Publishing Ongoing Production Feature Values
Now we simply need to publish values into Fiddler at the appropriate cadence for our feature views. A scheduled daily incremental script might look something like this:
# retrieve yesterday's feature values from the feature view
end = datetime.now().replace(hour=0, minute=0, second=0)
start = end - timedelta(days=1)
incremental_df = user_transaction_metrics.get_features_in_range(
start_time=start,
end_time=end
).to_pandas()
# retrieve Fiddler project and model
project = fdl.Project.get_or_create( name="tecton_integration" )
fdl_model = fdl.Model.from_name(name="dqm_usr_txn_metrics", project_id=project.id, version="v1.0")
# publish incremental data
incremental_publish_job = fdl_model.publish(
source=incremental_df,
environment=fdl.EnvType.PRODUCTION,
)
print(
f'Incremental feature view data with Job ID = {incremental_publish_job.id}')
Drift and Data Integrity Insights in Fiddler
Using the approach outlined above, the following chart illustrates how Fiddler can provide early detection of data issues in our Tecton Feature Views. Specifically, the chart below identifies a concerning trend related to drift on our “amount_mean_30d
” feature as compared to our “rolling_usr_recent_activity
” baseline. Furthermore, by setting alert rules, we can expect Fiddler to proactively send us alert notifications automatically when these concerning conditions appear.
In addition to monitoring data drift in our Feature Views, we can also look at data integrity issues like missing values, range violations and data type mismatches. The chart below identifies some missing values for our “sum_amount_last_24h
” and “sum_amount_10min
” features.
Conclusion: Building Resilience Into Your ML Pipelines with Proactive Feature Monitoring
Monitoring your Tecton Feature Views directly with Fiddler creates a powerful early warning system for your ML operations. By detecting drift and data quality issues at the feature level, you can identify problems before they cascade into multiple downstream models and impact business outcomes.
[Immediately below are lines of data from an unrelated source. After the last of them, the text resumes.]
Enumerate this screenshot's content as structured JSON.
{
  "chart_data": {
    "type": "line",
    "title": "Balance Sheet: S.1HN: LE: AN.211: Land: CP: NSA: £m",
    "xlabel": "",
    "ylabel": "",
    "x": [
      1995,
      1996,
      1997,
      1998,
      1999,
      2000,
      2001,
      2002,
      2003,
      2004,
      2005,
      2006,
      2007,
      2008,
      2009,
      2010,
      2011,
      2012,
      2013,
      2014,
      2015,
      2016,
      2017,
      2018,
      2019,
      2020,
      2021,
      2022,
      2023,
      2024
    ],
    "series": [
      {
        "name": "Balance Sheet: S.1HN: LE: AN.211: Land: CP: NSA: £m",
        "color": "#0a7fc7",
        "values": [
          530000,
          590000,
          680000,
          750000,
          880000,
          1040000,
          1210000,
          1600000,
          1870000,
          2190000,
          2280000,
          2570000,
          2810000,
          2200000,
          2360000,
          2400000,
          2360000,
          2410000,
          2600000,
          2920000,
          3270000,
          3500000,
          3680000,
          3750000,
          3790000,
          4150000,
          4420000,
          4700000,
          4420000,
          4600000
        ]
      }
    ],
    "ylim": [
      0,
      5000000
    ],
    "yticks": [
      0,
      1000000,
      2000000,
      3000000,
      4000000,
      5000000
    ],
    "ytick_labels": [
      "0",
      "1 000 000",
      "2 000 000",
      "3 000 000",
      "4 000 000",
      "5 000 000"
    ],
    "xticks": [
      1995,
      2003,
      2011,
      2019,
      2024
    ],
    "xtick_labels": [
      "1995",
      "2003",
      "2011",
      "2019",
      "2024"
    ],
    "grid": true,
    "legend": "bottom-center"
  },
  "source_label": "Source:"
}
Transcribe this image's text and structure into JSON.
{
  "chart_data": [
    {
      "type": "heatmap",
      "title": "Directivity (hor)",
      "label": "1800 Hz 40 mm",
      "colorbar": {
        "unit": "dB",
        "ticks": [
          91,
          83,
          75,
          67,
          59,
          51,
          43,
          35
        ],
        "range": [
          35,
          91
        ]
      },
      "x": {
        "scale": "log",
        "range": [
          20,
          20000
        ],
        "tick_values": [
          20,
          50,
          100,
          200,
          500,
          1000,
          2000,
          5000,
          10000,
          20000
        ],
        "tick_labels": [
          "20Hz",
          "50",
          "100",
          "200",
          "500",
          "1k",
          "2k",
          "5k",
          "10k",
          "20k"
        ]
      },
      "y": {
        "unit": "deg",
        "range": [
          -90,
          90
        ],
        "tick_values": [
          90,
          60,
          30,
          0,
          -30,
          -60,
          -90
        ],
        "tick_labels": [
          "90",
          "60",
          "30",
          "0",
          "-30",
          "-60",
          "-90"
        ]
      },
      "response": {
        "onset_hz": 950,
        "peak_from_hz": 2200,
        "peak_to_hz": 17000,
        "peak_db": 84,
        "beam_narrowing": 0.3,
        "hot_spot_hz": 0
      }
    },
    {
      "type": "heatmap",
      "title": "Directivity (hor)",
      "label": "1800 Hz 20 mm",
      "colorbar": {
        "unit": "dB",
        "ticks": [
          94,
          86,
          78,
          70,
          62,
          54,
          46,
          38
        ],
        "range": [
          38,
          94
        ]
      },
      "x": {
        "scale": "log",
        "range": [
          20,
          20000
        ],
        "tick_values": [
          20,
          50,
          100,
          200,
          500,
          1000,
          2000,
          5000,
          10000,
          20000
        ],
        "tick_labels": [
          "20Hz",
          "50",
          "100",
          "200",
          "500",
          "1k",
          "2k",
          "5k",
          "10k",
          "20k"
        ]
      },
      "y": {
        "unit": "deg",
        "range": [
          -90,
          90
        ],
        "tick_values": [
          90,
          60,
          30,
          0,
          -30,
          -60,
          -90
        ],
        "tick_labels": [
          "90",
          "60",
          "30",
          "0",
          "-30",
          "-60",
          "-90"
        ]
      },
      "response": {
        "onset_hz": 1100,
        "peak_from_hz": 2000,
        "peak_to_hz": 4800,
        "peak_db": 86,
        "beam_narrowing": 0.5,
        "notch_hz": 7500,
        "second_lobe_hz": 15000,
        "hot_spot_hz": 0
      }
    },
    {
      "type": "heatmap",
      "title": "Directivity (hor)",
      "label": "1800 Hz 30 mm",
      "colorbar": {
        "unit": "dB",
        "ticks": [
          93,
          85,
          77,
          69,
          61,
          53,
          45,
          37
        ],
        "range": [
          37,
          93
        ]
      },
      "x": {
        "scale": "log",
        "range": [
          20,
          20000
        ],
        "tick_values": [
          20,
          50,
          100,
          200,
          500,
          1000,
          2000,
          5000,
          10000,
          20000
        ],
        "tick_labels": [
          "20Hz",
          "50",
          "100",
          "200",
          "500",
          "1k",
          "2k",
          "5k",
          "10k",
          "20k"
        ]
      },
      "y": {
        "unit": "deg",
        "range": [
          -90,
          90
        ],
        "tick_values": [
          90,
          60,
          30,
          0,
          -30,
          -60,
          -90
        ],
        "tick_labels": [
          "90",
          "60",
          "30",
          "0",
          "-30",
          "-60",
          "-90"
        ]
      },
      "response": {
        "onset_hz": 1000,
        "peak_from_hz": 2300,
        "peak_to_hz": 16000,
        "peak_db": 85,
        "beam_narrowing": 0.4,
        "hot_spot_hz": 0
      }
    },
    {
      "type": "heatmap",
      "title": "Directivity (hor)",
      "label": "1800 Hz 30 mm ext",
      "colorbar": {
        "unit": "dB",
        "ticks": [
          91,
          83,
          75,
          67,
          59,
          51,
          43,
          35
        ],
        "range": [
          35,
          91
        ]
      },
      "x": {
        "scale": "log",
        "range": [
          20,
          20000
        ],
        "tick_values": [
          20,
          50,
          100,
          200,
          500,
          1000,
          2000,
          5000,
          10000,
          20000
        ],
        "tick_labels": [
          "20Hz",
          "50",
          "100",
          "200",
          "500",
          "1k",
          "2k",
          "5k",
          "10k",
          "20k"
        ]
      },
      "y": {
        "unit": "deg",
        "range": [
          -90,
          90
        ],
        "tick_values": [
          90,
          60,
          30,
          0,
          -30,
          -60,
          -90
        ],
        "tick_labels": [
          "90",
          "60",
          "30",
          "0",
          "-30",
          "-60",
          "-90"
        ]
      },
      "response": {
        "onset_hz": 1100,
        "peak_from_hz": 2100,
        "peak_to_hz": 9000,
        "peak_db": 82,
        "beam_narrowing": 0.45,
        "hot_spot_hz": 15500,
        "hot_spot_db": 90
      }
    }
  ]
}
The approach we've outlined - monitoring feature values only using Fiddler's NOT_SET model task with rolling baselines - gives you the visibility needed to maintain healthy feature pipelines. Whether you're working with streaming, batch, or real-time feature views, you can now catch data anomalies, schema changes, and distribution shifts as they happen rather than reacting only after model performance degrades.
With this proactive monitoring strategy, MLOps teams shift from a reactive, defensive stance to true prevention before they reach production. The result is more reliable ML systems, faster incident resolution, and greater confidence in your feature store operations.
Ready to take the next step? Start by implementing feature-level monitoring for your most critical Feature Views, and experience firsthand the benefits of upstream drift detection.